萧筱已经无法形容此时的心情,她一眨不眨的看着弘历,看着弘历阴沉沉的脸孔。突然破罐子破摔的讽刺的笑了出来:“四阿哥,您还真是阴魂不散啊!”
弘历的眉头皱了起来,脸色也更沉了几分。他回头看了一眼跟在身后的冷傲和暗卫们,冷傲认命的上前拽住萧筱,将萧筱塞进了马车,快速的回到了客栈。
半夜的客栈已经非常的安静,弘历等人从后门进去并没有惊动任何人。当然弘历也没有审问萧筱,只是把她交给了青雨。青雨见到萧筱那副狼狈的样子之后吓坏了,忙要来了热水给萧筱洗了澡,又找出了干净的衣裳给萧筱换好,这才问出了心中的疑问:“到底发生了什么事儿?四阿哥傍晚回来的时候发了好大的火儿,你发生意外了吗?有没有受伤?”
萧筱觉得自己此时只能用万念俱灰来形容此时的心情了,她冲青雨疲惫的摇了摇头:“青雨姐姐,我没事儿,你快去休息吧!”青雨也急了起来:“小竹,到底怎么回事儿?这么多年了,你一直这样,有什么事儿不能说出来吗?”
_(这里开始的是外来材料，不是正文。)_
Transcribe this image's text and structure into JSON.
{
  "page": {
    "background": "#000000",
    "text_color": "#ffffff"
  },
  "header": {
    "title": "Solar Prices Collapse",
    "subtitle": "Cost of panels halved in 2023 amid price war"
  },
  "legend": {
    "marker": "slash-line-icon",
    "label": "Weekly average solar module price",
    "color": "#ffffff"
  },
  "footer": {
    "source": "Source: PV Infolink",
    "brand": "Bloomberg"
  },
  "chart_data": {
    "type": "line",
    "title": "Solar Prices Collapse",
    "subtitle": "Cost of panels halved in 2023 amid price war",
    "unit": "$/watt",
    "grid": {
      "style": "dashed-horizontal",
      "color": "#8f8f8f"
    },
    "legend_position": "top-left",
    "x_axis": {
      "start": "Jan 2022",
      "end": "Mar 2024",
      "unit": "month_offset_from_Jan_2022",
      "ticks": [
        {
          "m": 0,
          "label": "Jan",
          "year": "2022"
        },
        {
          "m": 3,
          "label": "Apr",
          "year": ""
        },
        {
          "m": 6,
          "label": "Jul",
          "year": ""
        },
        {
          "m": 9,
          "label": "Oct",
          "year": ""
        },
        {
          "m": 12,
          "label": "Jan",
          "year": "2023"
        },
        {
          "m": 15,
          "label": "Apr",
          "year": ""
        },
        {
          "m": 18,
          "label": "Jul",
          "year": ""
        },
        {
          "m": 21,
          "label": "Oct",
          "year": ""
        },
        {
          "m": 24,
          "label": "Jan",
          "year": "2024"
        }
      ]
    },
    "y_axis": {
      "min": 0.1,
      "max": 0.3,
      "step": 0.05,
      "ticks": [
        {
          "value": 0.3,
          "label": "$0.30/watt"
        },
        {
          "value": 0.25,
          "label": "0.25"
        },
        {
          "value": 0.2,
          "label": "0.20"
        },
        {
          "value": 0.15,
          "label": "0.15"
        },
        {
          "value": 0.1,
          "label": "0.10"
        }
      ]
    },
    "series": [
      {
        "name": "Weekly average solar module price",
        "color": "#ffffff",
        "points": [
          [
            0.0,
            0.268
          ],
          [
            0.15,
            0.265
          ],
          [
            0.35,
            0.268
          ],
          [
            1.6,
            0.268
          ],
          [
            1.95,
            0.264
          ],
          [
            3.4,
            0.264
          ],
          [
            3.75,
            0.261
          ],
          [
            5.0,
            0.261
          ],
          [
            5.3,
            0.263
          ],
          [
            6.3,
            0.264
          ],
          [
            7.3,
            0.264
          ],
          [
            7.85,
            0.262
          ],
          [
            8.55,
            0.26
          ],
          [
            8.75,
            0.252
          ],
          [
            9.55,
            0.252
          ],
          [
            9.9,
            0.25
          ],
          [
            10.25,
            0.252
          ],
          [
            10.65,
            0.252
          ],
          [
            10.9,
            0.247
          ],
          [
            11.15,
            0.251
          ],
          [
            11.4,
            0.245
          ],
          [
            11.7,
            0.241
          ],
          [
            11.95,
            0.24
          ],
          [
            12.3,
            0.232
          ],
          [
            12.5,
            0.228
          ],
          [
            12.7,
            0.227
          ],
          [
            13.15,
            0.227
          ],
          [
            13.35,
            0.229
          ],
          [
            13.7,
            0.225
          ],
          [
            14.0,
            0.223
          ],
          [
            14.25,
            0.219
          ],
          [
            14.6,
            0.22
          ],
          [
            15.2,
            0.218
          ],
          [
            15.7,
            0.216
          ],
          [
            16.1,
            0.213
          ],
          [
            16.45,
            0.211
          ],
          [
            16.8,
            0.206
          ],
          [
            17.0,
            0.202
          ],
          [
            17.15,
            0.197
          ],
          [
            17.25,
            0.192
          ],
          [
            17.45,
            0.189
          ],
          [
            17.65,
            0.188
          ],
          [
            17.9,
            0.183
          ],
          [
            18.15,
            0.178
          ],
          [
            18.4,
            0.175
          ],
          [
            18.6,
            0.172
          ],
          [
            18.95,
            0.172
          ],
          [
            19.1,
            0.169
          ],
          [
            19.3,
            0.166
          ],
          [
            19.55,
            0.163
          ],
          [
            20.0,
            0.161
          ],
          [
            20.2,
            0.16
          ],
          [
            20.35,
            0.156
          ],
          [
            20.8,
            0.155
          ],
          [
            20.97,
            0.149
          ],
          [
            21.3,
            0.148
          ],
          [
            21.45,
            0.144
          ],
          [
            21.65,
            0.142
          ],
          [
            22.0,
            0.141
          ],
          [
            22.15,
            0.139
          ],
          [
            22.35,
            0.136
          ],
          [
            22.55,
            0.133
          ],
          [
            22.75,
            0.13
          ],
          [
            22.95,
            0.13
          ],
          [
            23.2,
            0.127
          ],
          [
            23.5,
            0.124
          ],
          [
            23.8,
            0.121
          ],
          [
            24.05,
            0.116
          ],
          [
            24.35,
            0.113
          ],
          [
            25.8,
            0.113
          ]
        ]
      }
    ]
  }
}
萧筱有些颓废的笑了,拉住青雨的手:“姐姐放心,我很好,没有出意外,没有受伤!”青雨依旧怀疑的看着萧筱:“那你那汉家的衣裳是怎么回事儿?”
萧筱看了一眼此时摊在地上的白色纱裙,苦苦的笑了:“不过是一个意外,姐姐帮我烧了它吧!”青雨重重的叹了口气,坐在萧筱的身边。握住了萧筱的手。
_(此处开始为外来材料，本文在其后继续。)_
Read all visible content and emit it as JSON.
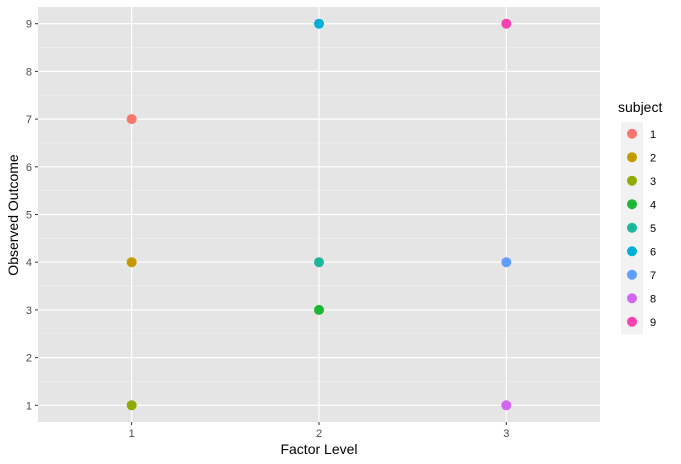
{
  "chart_data": {
    "type": "scatter",
    "xlabel": "Factor Level",
    "ylabel": "Observed Outcome",
    "x_categories": [
      "1",
      "2",
      "3"
    ],
    "y_ticks": [
      1,
      2,
      3,
      4,
      5,
      6,
      7,
      8,
      9
    ],
    "xlim": [
      0.5,
      3.5
    ],
    "ylim": [
      0.65,
      9.35
    ],
    "grid": true,
    "legend": {
      "title": "subject",
      "placement": "right"
    },
    "points": [
      {
        "subject": "1",
        "x": 1,
        "y": 7,
        "color": "#F8766D"
      },
      {
        "subject": "2",
        "x": 1,
        "y": 4,
        "color": "#C49A00"
      },
      {
        "subject": "3",
        "x": 1,
        "y": 1,
        "color": "#8DAB00"
      },
      {
        "subject": "4",
        "x": 2,
        "y": 3,
        "color": "#1FB634"
      },
      {
        "subject": "5",
        "x": 2,
        "y": 4,
        "color": "#1EB79B"
      },
      {
        "subject": "6",
        "x": 2,
        "y": 9,
        "color": "#00AFD8"
      },
      {
        "subject": "7",
        "x": 3,
        "y": 4,
        "color": "#619CFF"
      },
      {
        "subject": "8",
        "x": 3,
        "y": 1,
        "color": "#D265F2"
      },
      {
        "subject": "9",
        "x": 3,
        "y": 9,
        "color": "#F743AF"
      }
    ]
  },
  "colors": {
    "panel_background": "#E5E5E5",
    "grid_major": "#FFFFFF",
    "grid_minor": "#F0F0F0",
    "legend_key_background": "#F2F2F2"
  }
}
“有些东西,咱们是强求不来的!”青雨说的很轻,生怕刺激到萧筱。萧筱苦苦的笑了:“我知道,以后我都不再强求了。姐姐放心吧。”
“你惹四阿哥生气了吗?”青雨若有所指的问着。萧筱自嘲了一下:“恐怕是吧!”青雨拍了拍萧筱的手,低声道:“我会帮你向四阿哥求情的,你放心,四阿哥不会把你扔在这里的。”
萧筱自嘲的笑了:“是啊,他不会把我扔在这里的。”青雨看着萧筱的笑容。看着萧筱的眼泪,突然有种看不清楚萧筱的感觉,为什么她竟然觉得萧筱是那样的悲伤,悲伤到一点儿生气都没有了。
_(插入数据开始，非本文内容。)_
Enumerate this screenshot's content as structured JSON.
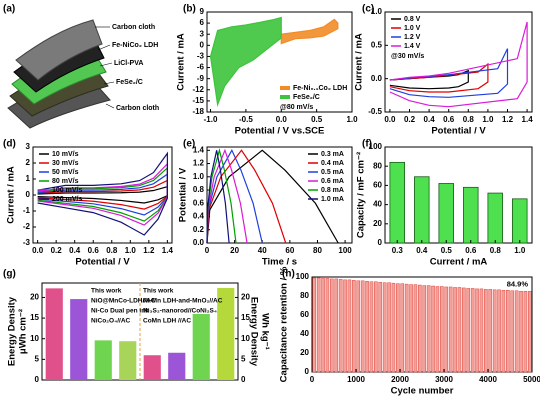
{
  "chart_data": [
    {
      "type": "diagram",
      "panel": "(a)",
      "labels": [
        "Carbon cloth",
        "Fe-NiCo₂ LDH",
        "LiCl-PVA",
        "FeSe₂/C",
        "Carbon cloth"
      ]
    },
    {
      "type": "line",
      "panel": "(b)",
      "fill": true,
      "xlabel": "Potential / V vs.SCE",
      "ylabel": "Current / mA",
      "xlim": [
        -1.05,
        1.0
      ],
      "ylim": [
        -18,
        9
      ],
      "xticks": [
        {
          "value": -1,
          "label": "-1.0"
        },
        -0.5,
        {
          "value": 0,
          "label": "0.0"
        },
        0.5,
        {
          "value": 1,
          "label": "1.0"
        }
      ],
      "yticks": [
        -18,
        -15,
        -12,
        -9,
        -6,
        -3,
        0,
        3,
        6,
        9
      ],
      "legend": "lower right",
      "annotation": "@80 mV/s",
      "series": [
        {
          "name": "Fe-Ni₀.₁Co₂ LDH",
          "color": "#f28c28",
          "x": [
            0,
            0.2,
            0.4,
            0.6,
            0.75,
            0.8,
            0.8,
            0.6,
            0.4,
            0.2,
            0
          ],
          "values": [
            3,
            3.5,
            4,
            5,
            7,
            6,
            4.5,
            2.5,
            2,
            1.8,
            0.5
          ]
        },
        {
          "name": "FeSe₂/C",
          "color": "#3cc43c",
          "x": [
            -1.0,
            -0.9,
            -0.7,
            -0.5,
            -0.3,
            -0.1,
            0,
            0,
            -0.2,
            -0.4,
            -0.6,
            -0.8,
            -0.9,
            -1.0
          ],
          "values": [
            -3,
            4,
            5,
            5.5,
            6.2,
            7,
            7.5,
            2,
            -1,
            -4,
            -6,
            -11,
            -16,
            -3
          ]
        }
      ]
    },
    {
      "type": "line",
      "panel": "(c)",
      "xlabel": "Potential / V",
      "ylabel": "Current / mA",
      "xlim": [
        -0.05,
        1.45
      ],
      "ylim": [
        -0.5,
        1.0
      ],
      "xticks": [
        {
          "value": 0,
          "label": "0.0"
        },
        0.2,
        0.4,
        0.6,
        0.8,
        {
          "value": 1,
          "label": "1.0"
        },
        1.2,
        1.4
      ],
      "yticks": [
        -0.5,
        {
          "value": 0,
          "label": "0.0"
        },
        0.5,
        {
          "value": 1,
          "label": "1.0"
        }
      ],
      "legend": "upper left",
      "annotation": "@30 mV/s",
      "series": [
        {
          "name": "0.8 V",
          "color": "#000000",
          "x": [
            0,
            0.2,
            0.4,
            0.6,
            0.7,
            0.8,
            0.8,
            0.7,
            0.6,
            0.4,
            0.2,
            0
          ],
          "values": [
            -0.02,
            0,
            0.02,
            0.04,
            0.06,
            0.12,
            -0.05,
            -0.12,
            -0.14,
            -0.15,
            -0.14,
            -0.1
          ]
        },
        {
          "name": "1.0 V",
          "color": "#e00000",
          "x": [
            0,
            0.2,
            0.4,
            0.6,
            0.9,
            1.0,
            1.0,
            0.9,
            0.6,
            0.4,
            0.2,
            0
          ],
          "values": [
            -0.02,
            0,
            0.02,
            0.05,
            0.1,
            0.22,
            -0.05,
            -0.15,
            -0.2,
            -0.2,
            -0.18,
            -0.12
          ]
        },
        {
          "name": "1.2 V",
          "color": "#1f3fe0",
          "x": [
            0,
            0.2,
            0.4,
            0.6,
            1.1,
            1.2,
            1.2,
            1.1,
            0.6,
            0.4,
            0.2,
            0
          ],
          "values": [
            -0.02,
            0.01,
            0.03,
            0.06,
            0.15,
            0.45,
            -0.08,
            -0.22,
            -0.28,
            -0.27,
            -0.24,
            -0.15
          ]
        },
        {
          "name": "1.4 V",
          "color": "#d81bd8",
          "x": [
            0,
            0.2,
            0.4,
            0.6,
            1.3,
            1.4,
            1.4,
            1.3,
            0.6,
            0.4,
            0.2,
            0
          ],
          "values": [
            -0.02,
            0.02,
            0.04,
            0.08,
            0.3,
            0.85,
            -0.05,
            -0.3,
            -0.42,
            -0.4,
            -0.33,
            -0.2
          ]
        }
      ]
    },
    {
      "type": "line",
      "panel": "(d)",
      "xlabel": "Potential / V",
      "ylabel": "Current / mA",
      "xlim": [
        -0.05,
        1.45
      ],
      "ylim": [
        -3,
        3
      ],
      "xticks": [
        {
          "value": 0,
          "label": "0.0"
        },
        0.2,
        0.4,
        0.6,
        0.8,
        {
          "value": 1,
          "label": "1.0"
        },
        1.2,
        1.4
      ],
      "yticks": [
        -3,
        -2,
        -1,
        0,
        1,
        2,
        3
      ],
      "legend": "upper left",
      "x": [
        0,
        0.3,
        0.6,
        0.9,
        1.1,
        1.25,
        1.4,
        1.4,
        1.3,
        1.15,
        0.9,
        0.6,
        0.3,
        0
      ],
      "series": [
        {
          "name": "10 mV/s",
          "color": "#000000",
          "values": [
            0.06,
            0.12,
            0.12,
            0.14,
            0.18,
            0.28,
            0.52,
            -0.04,
            -0.3,
            -0.5,
            -0.34,
            -0.22,
            -0.16,
            -0.1
          ]
        },
        {
          "name": "30 mV/s",
          "color": "#e00000",
          "values": [
            0.11,
            0.21,
            0.21,
            0.25,
            0.32,
            0.49,
            0.91,
            -0.07,
            -0.53,
            -0.88,
            -0.6,
            -0.39,
            -0.28,
            -0.18
          ]
        },
        {
          "name": "50 mV/s",
          "color": "#1f3fe0",
          "values": [
            0.15,
            0.3,
            0.3,
            0.35,
            0.45,
            0.7,
            1.3,
            -0.1,
            -0.75,
            -1.25,
            -0.85,
            -0.55,
            -0.4,
            -0.25
          ]
        },
        {
          "name": "80 mV/s",
          "color": "#00a000",
          "values": [
            0.2,
            0.39,
            0.39,
            0.46,
            0.59,
            0.91,
            1.69,
            -0.13,
            -0.98,
            -1.63,
            -1.11,
            -0.72,
            -0.52,
            -0.33
          ]
        },
        {
          "name": "100 mV/s",
          "color": "#d81bd8",
          "values": [
            0.23,
            0.45,
            0.45,
            0.53,
            0.68,
            1.05,
            1.95,
            -0.15,
            -1.13,
            -1.88,
            -1.28,
            -0.83,
            -0.6,
            -0.38
          ]
        },
        {
          "name": "200 mV/s",
          "color": "#10107a",
          "values": [
            0.3,
            0.6,
            0.6,
            0.7,
            0.9,
            1.4,
            2.6,
            -0.2,
            -1.5,
            -2.5,
            -1.7,
            -1.1,
            -0.8,
            -0.5
          ]
        }
      ]
    },
    {
      "type": "line",
      "panel": "(e)",
      "xlabel": "Time / s",
      "ylabel": "Potential / V",
      "xlim": [
        0,
        105
      ],
      "ylim": [
        0,
        1.45
      ],
      "xticks": [
        0,
        20,
        40,
        60,
        80,
        100
      ],
      "yticks": [
        {
          "value": 0,
          "label": "0.0"
        },
        0.2,
        0.4,
        0.6,
        0.8,
        {
          "value": 1,
          "label": "1.0"
        },
        1.2,
        1.4
      ],
      "legend": "upper right",
      "series": [
        {
          "name": "0.3 mA",
          "color": "#000000",
          "x": [
            0,
            2,
            16,
            40,
            56.5,
            78.5,
            95
          ],
          "values": [
            0,
            0.5,
            1.0,
            1.4,
            1.1,
            0.6,
            0
          ]
        },
        {
          "name": "0.4 mA",
          "color": "#e00000",
          "x": [
            0,
            1.3,
            10,
            25,
            34.6,
            47.4,
            57
          ],
          "values": [
            0,
            0.5,
            1.0,
            1.4,
            1.1,
            0.6,
            0
          ]
        },
        {
          "name": "0.5 mA",
          "color": "#1f3fe0",
          "x": [
            0,
            0.9,
            7.2,
            18,
            24.6,
            33.4,
            40
          ],
          "values": [
            0,
            0.5,
            1.0,
            1.4,
            1.1,
            0.6,
            0
          ]
        },
        {
          "name": "0.6 mA",
          "color": "#d81bd8",
          "x": [
            0,
            0.7,
            5.2,
            13,
            17.8,
            24.2,
            29
          ],
          "values": [
            0,
            0.5,
            1.0,
            1.4,
            1.1,
            0.6,
            0
          ]
        },
        {
          "name": "0.8 mA",
          "color": "#00a000",
          "x": [
            0,
            0.5,
            3.6,
            9,
            12.6,
            17.4,
            21
          ],
          "values": [
            0,
            0.5,
            1.0,
            1.4,
            1.1,
            0.6,
            0
          ]
        },
        {
          "name": "1.0 mA",
          "color": "#10107a",
          "x": [
            0,
            0.4,
            2.8,
            7,
            9.7,
            13.3,
            16
          ],
          "values": [
            0,
            0.5,
            1.0,
            1.4,
            1.1,
            0.6,
            0
          ]
        }
      ]
    },
    {
      "type": "bar",
      "panel": "(f)",
      "xlabel": "Current / mA",
      "ylabel": "Capacity / mF cm⁻²",
      "categories": [
        "0.3",
        "0.4",
        "0.5",
        "0.6",
        "0.8",
        "1.0"
      ],
      "values": [
        84,
        69,
        62,
        58,
        52,
        46
      ],
      "color": "#4ee04e",
      "ylim": [
        0,
        100
      ],
      "yticks": [
        0,
        20,
        40,
        60,
        80,
        100
      ]
    },
    {
      "type": "dual_bar",
      "panel": "(g)",
      "ylabel": [
        "Energy Density",
        "μWh cm⁻²"
      ],
      "y2label": [
        "Energy Density",
        "Wh kg⁻¹"
      ],
      "ylim": [
        0,
        23.5
      ],
      "yticks": [
        0,
        5,
        10,
        15,
        20
      ],
      "y2lim": [
        0,
        23.5
      ],
      "y2ticks": [
        0,
        5,
        10,
        15,
        20
      ],
      "bars": [
        {
          "name": "This work",
          "color": "#e0508a",
          "value": 22.2,
          "axis": "y"
        },
        {
          "name": "NiO@MnCo-LDH//AC",
          "color": "#9b55d6",
          "value": 19.6,
          "axis": "y"
        },
        {
          "name": "Ni-Co Dual pen ink",
          "color": "#6fd44f",
          "value": 9.6,
          "axis": "y"
        },
        {
          "name": "NiCo₂O₄//AC",
          "color": "#a9d45a",
          "value": 9.4,
          "axis": "y"
        },
        {
          "name": "CoMn LDH //AC",
          "color": "#e0508a",
          "value": 6.0,
          "axis": "y2"
        },
        {
          "name": "Ni₃S₂-nanorod//CoNi₂S₄",
          "color": "#9b55d6",
          "value": 6.6,
          "axis": "y2"
        },
        {
          "name": "Ni-Mn LDH-and-MnO₂//AC",
          "color": "#6fd44f",
          "value": 16.0,
          "axis": "y2"
        },
        {
          "name": "This work",
          "color": "#b5d93a",
          "value": 22.3,
          "axis": "y2"
        }
      ]
    },
    {
      "type": "bar",
      "panel": "(h)",
      "xlabel": "Cycle number",
      "ylabel": "Capacitance retention / %",
      "color": "#f4a09a",
      "xlim": [
        0,
        5000
      ],
      "ylim": [
        0,
        100
      ],
      "xticks": [
        0,
        1000,
        2000,
        3000,
        4000,
        5000
      ],
      "yticks": [
        0,
        20,
        40,
        60,
        80,
        100
      ],
      "annotation": "84.9%",
      "x": [
        100,
        200,
        300,
        400,
        500,
        600,
        700,
        800,
        900,
        1000,
        1100,
        1200,
        1300,
        1400,
        1500,
        1600,
        1700,
        1800,
        1900,
        2000,
        2100,
        2200,
        2300,
        2400,
        2500,
        2600,
        2700,
        2800,
        2900,
        3000,
        3100,
        3200,
        3300,
        3400,
        3500,
        3600,
        3700,
        3800,
        3900,
        4000,
        4100,
        4200,
        4300,
        4400,
        4500,
        4600,
        4700,
        4800,
        4900,
        5000
      ],
      "values": [
        99,
        99,
        98.5,
        98.5,
        98,
        98,
        97.5,
        97,
        97,
        96.5,
        96,
        96,
        95.5,
        95,
        95,
        94.5,
        94,
        94,
        93.5,
        93,
        93,
        92.5,
        92,
        92,
        91.5,
        91,
        91,
        90.5,
        90,
        90,
        89.5,
        89.5,
        89,
        89,
        88.5,
        88,
        88,
        87.5,
        87.5,
        87,
        87,
        86.5,
        86.5,
        86,
        86,
        85.5,
        85.5,
        85,
        85,
        84.9
      ]
    }
  ]
}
整整一夜,弘历都没有搭理萧筱。自然,萧筱也没有睡,只是坐在床上枯坐了一夜。发呆了一夜。天刚亮的时候,青雨来叫她起来去伺候弘历起床,但看到萧筱那个样子之后,便叹道:“你歇着吧,我自己去就好!”
萧筱摇头,接过青雨手中的盆子:“我来吧,我想我和四阿哥终归是要说清楚的。”青雨不解的看着萧筱。一脸的担心。萧筱冲青雨笑了笑:“姐姐放心吧,我知道分寸。”
青雨看着萧筱那副样子,却死活也放心不下来,不由得往前迈了两步,想要跟上去。谁知却被人拉住了,青雨诧异的回头,见到傅宁正冲她摇头。
青雨刚想行礼,傅宁便笑道:“免了吧,去再睡一下吧,一时半会儿四阿哥是不会叫你的。”青雨疑惑的看向傅宁。傅宁却高深莫测的笑了笑,转身离开了。
青雨微微皱紧了眉头,心中猛的惊醒过来:“难道是四阿哥对小竹……”想到这点,青雨更迷惑了,竟然这样,不应该是个好事情吗?为何小竹还是这幅样子……
且说,萧筱端着洗脸的水进了弘历的房间,弘历已经醒了。但还没有起。萧筱将盆放了下来,才过去将帐子挂好,低声道:“奴婢伺候四阿哥起床。”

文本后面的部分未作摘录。